Sandy Haynes, co-owner of the Lollipop Toy Store in Dawsonville, said parents seeking safe toys are turning to independent stores or to Internet sites rather than shopping at "big box" retailers.

"We try to provide products that are not made in China," she said. "There’s been a pretty big uproar about this. People are angry about China. I try to tell them that if we would support the American economy, we would have more toys manufactured here."

But, parents ultimately bear the responsibility for keeping their children safe. That means that not only do they need to be careful about what they buy; they also have to inspect any toys given to their children by relatives or friends.

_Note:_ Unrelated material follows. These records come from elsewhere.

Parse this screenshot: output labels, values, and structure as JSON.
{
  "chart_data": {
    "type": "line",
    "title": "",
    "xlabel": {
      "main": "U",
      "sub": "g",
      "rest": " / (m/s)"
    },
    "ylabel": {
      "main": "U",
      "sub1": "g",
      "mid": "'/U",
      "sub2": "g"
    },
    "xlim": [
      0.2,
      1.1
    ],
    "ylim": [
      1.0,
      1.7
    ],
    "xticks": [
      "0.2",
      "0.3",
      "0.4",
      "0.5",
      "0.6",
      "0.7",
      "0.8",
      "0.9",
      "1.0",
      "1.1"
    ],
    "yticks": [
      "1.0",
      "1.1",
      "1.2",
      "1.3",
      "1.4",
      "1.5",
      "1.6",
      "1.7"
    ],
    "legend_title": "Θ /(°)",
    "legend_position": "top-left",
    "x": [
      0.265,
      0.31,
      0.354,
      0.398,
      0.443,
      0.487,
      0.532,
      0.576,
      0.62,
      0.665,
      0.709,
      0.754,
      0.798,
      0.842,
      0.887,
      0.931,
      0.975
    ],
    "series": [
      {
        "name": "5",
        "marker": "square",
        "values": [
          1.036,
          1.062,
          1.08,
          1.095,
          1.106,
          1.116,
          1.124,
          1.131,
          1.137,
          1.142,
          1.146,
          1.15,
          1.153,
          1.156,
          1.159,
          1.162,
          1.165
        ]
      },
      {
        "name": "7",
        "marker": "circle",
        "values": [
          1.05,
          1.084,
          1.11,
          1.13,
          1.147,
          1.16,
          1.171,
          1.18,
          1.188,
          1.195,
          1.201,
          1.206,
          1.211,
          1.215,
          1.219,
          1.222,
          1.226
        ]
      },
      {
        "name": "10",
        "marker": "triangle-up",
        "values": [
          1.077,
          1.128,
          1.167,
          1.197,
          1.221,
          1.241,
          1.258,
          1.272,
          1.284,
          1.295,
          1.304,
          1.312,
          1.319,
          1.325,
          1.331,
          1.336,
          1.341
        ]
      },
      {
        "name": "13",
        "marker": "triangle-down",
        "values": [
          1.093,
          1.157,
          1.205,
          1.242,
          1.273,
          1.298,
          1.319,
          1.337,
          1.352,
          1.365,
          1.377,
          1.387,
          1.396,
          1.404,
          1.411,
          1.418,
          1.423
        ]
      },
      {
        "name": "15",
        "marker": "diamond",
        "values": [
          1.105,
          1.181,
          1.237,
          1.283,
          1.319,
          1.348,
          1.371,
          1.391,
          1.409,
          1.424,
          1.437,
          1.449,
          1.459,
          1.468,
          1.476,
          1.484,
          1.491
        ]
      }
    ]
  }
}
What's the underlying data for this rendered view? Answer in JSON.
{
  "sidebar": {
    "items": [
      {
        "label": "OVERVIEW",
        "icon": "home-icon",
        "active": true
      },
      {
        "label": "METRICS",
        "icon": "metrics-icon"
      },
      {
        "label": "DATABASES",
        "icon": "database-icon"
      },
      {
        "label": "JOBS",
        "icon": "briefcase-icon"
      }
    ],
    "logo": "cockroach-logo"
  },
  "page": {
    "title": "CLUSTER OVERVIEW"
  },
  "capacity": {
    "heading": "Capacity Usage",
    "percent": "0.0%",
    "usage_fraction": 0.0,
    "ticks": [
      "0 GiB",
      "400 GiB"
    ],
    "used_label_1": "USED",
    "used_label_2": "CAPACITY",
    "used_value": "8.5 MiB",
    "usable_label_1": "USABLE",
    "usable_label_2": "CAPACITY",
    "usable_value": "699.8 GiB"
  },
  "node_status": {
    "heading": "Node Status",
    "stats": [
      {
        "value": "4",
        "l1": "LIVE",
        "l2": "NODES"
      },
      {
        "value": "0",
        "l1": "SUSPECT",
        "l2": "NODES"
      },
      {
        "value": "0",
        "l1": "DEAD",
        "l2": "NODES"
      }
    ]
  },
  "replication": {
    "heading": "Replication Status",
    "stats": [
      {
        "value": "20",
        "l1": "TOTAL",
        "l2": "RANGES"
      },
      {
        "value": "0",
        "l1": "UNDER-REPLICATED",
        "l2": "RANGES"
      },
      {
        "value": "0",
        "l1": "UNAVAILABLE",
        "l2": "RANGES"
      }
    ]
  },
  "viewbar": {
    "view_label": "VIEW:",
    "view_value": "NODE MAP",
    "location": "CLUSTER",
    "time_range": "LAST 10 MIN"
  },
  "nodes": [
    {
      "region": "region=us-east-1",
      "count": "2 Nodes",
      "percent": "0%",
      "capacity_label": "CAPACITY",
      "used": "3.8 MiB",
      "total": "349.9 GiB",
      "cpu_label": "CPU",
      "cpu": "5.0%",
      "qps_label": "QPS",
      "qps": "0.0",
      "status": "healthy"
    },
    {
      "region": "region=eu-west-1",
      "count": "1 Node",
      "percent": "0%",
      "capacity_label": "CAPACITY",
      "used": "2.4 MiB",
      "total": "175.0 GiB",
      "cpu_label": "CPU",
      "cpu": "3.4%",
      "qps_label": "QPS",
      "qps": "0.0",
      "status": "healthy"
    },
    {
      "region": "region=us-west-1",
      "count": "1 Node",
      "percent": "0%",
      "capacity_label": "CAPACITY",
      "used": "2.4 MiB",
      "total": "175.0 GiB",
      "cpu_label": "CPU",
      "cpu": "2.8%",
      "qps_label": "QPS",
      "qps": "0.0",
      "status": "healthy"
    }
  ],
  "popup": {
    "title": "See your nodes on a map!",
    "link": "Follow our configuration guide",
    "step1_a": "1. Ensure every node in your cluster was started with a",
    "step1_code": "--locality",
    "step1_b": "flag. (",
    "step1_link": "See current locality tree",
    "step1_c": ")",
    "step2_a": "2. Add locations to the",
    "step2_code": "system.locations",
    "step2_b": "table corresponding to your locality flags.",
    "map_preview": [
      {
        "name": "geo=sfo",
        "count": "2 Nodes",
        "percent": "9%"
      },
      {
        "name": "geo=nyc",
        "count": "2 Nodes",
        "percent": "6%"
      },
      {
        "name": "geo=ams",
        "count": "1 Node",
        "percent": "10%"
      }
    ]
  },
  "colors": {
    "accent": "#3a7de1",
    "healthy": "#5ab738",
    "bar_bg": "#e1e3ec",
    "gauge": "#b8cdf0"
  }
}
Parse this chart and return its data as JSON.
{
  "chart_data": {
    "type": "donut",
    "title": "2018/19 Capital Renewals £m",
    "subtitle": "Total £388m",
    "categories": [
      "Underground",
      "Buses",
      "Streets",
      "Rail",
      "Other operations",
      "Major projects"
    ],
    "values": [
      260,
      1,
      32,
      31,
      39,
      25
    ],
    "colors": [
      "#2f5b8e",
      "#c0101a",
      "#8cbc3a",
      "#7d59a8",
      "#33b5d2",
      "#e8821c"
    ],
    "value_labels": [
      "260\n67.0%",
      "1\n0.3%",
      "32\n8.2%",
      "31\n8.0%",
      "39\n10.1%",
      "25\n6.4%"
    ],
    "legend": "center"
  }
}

"Make sure you buy age-appropriate toys," Martin said. "Small parts are the biggest hazard for young children (due to the potential for choking). Anything that can fit within a paper-towel tube is small enough to be swallowed. If you’ve got children of various ages, the older children’s toys need to be stored where the young ones can’t get to them."

Most toys come with a manufacturer’s recommended age range, such as "for ages 3 and up." But Martin said a disturbing number of parents ignore these guidelines and buy gifts that kids aren’t ready to handle.

"A problem we’re seeing now is children on ATVs (such as four-wheelers)," she said.

"The American Academy of Pediatrics does not recommend ATVs for anyone under age 16. It’s a motorized vehicle, and it can be very dangerous."

New bikes, skates, and skateboards can be wonderful Christmas presents, but Martin said if you’re going to buy one, you need to buy the accessories, too.

"The bicycle should have a helmet to go with it, and make sure it’s properly fitted," she said. "Skateboards and skates should come with elbow and knee pads. And you should supervise your kids while they’re learning to use these toys."

Martin said parents should scrutinize all gifts for small or loose parts, sharp edges, and cords or strings that could cause strangulation.

And even though economic times are hard, Martin doesn’t recommend buying used toys at secondhand stores.

"Most thrift stores don’t remove a toy from the shelves if it’s been recalled," she said. "Used toys usually don’t have any packaging or manufacturer’s information, so you have no way of knowing whether it’s on the recall list."